WASHINGTON – The quick rebound in global stocks last week following Britain’s vote to leave the European Union was welcome relief to investors. Many surmised that markets were now looking past the so-called Brexit risks; some even declared victory.
Not so fast.
After initially recovering from the shocking June 23 referendum results, stocks in Europe and Asia extended losses Wednesday. Major U.S. stock indexes opened lower, with the Dow off about 80 points, or 0.5 percent, at the opening bell after falling 108.75 Tuesday. By noon Eastern time, the Dow had largely recovered its losses.
Meanwhile, U.S. and Japanese government bond yields hit record lows as anxious investors continued to run for safety. And the British pound fell to a fresh 31-year low – to less than $1.30 – in what some analysts see as a sign of prolonged volatility ahead for financial markets and increased contention among nations especially over currency values, which are critical in global trade and capital flows.
“It really looks like we’re on the cusp of FX (foreign exchange) wars,” said Christopher Vecchio, currency strategist at FXCM Inc., an online foreign exchange trading broker. “Competitive devaluations seem to be very much on the horizon.”
The U.S. dollar now looks to be strengthening anew. And that will further strain American exports as a weaker dollar makes U.S. products more expensive in foreign markets, in turn pushing the Federal Reserve to stay on the sidelines of interest rate action.
The Commerce Department said Wednesday that total U.S. exports of goods and services slipped in May and were down 5 percent in the first five months of this year compared with a year earlier. Imports were up 2 percent through May, meaning an increase in the politically sensitive U.S. trade deficit.
The dollar had risen from late 2014, reflecting increasing oil prices, indications of forthcoming Fed rate hikes and the relative strength of the American economy that attracted inflows of capital. That rally peaked early this year and looked to be retreating, but the British referendum to quit the EU has brought a resurgence of demand for the dollar as investors seek the security of U.S. Treasury notes.
Brexit has heightened investors’ fears and uncertainties in an already sluggishly growing global economy. Experts worry about a recession in Britain, the EU’s second-largest economy, and a wider economic and political fallout to the region and potential spillovers to the world, including the U.S.
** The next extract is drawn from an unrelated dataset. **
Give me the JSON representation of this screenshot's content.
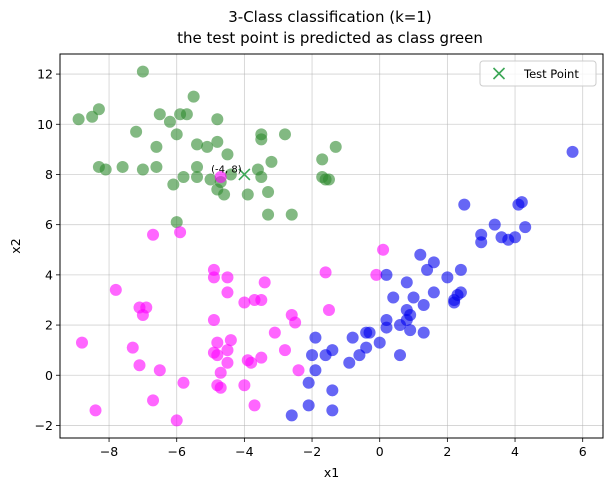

The British pound is down about 14 percent against the dollar since the referendum. Central banks in Europe are likely to keep or lower rates in an effort to boost confidence and growth, which will put downward pressure on the pound as well as the euro.
Marc Chandler, a veteran currency trader and expert on dollar trends in New York, said he could see the pound dropping to $1.15 and the euro, now fetching about $1.10, falling to as low as the mid-80-cents level as it did in 2000 when there were uncertainties about its viability.
“I’m in the bullish-dollar camp,” Chandler said. That’s good news for U.S. consumers traveling to Europe, he noted, but it’ll pinch not only exports but also American companies’ bottom lines when they repatriate earnings from Europe and elsewhere back home. It’s also not welcomed by Americans on fixed incomes and other savers who have been waiting long for higher rates.
Brexit is being felt in Asia, too. Like the dollar, the Japanese yen is a “safe-haven” currency, and it has jumped in recent days, much to the chagrin of Japanese officials who want to preserve their exports and the little economic growth that their nation has seen.
China, meanwhile, has been carefully managing its currency in the face of rising pressures. On Wednesday officials in Beijing set the yuan, which trades within a band of 2 percent, at 6.6857 to the dollar. That is the weakest since late 2010.
Analysts at UBS Securities in Hong Kong said that the yuan, also known as the renminbi, is likely to weaken further against the dollar, forecasting it to move to 7 to 7.2 to the greenback at the end of 2017. That is likely to fuel complaints along the way from Washington lawmakers and others, who have long accused the Chinese of manipulating its currency to gain an edge in trade.